Criteria that infringe a fundamental right when they are applied can never be fair. The Constitution protects individuals from being unfairly discriminated against, either directly or indirectly , on one or more grounds, ‘including race, gender, sex, pregnancy, marital status, ethnic or social origin, colour, sexual orientation, age , disability, religion, conscience, belief, culture, language and birth’. The Employment Equity Act (EEA) includes three further categories, namely family responsibility, HIV status and political opinion. Applying criteria that directly or indirectly unfairly discriminate against a particular category of employee should be avoided; interestingly, even the widely recognised LIFO criterion could lead to a claim of unfair dismissal on the grounds of age, as generally speaking the last in would be younger employees. What of affirmative action though? It is a feature of our employment landscape, but should it be considered when determining selection criteria?
In Thekiso v IBM South Africa (Pty) Ltd, a black female employee argued that in terms of the Employment Equity Act (EEA) she had been unfairly retrenched and that a white male should have been retrenched instead. The court did not agree, finding that the provisions of the EEA do not bring about an individual right to affirmative action. In terms of this judgment, there is no legal obligation on an employer to give preference to suitably qualified employees from a designated group (as defined in the EEA) when contemplating retrenchments.
The situation might be different though, where an employer has an employment equity plan which specifies transformation through affirmative action as a selection criterion in the case of a proposed retrenchment. This would still be subject to scrutiny however, and it would need to be shown that specific targets in the employment equity plan would in fact be negatively affected should transformation not be taken into consideration. One would also need to balance any transformation criterion against both the prohibition against unfair discrimination on any ground listed in the Constitution and EEA, as well as section 15(4) of the EEA, which provides that a designated employer is not required to take any decision concerning an employment policy or practice ‘that would establish an absolute barrier to the prospective or continued employment or advancement of people who are not from designated groups’.

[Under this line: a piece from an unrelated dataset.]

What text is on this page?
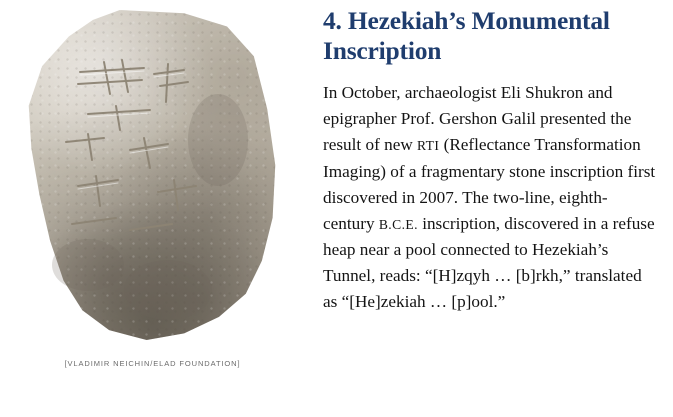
[VLADIMIR NEICHIN/ELAD FOUNDATION]
4. Hezekiah’s Monumental Inscription

In October, archaeologist Eli Shukron and epigrapher Prof. Gershon Galil presented the result of new RTI (Reflectance Transformation Imaging) of a fragmentary stone inscription first discovered in 2007. The two-line, eighth-century B.C.E. inscription, discovered in a refuse heap near a pool connected to Hezekiah’s Tunnel, reads: “[H]zqyh … [b]rkh,” translated as “[He]zekiah … [p]ool.”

Wherever an employer finds itself on the spectrum of the need to retrench, the first principle to bear in mind is that a dismissal that could have been avoided but was not is a dismissal that is without a fair reason. As stated by Nicholson JA in General Food Industries Ltd v FAWU:
“The loss of jobs through retrenchment has such a deleterious impact on the lives of workers and their family that it is imperative that -even though reasons to retrench employees may exist -they will only be accepted as valid if the employer can show that all viable alternative steps have been considered and taken to prevent the retrenchment or to limit it to the minimum.”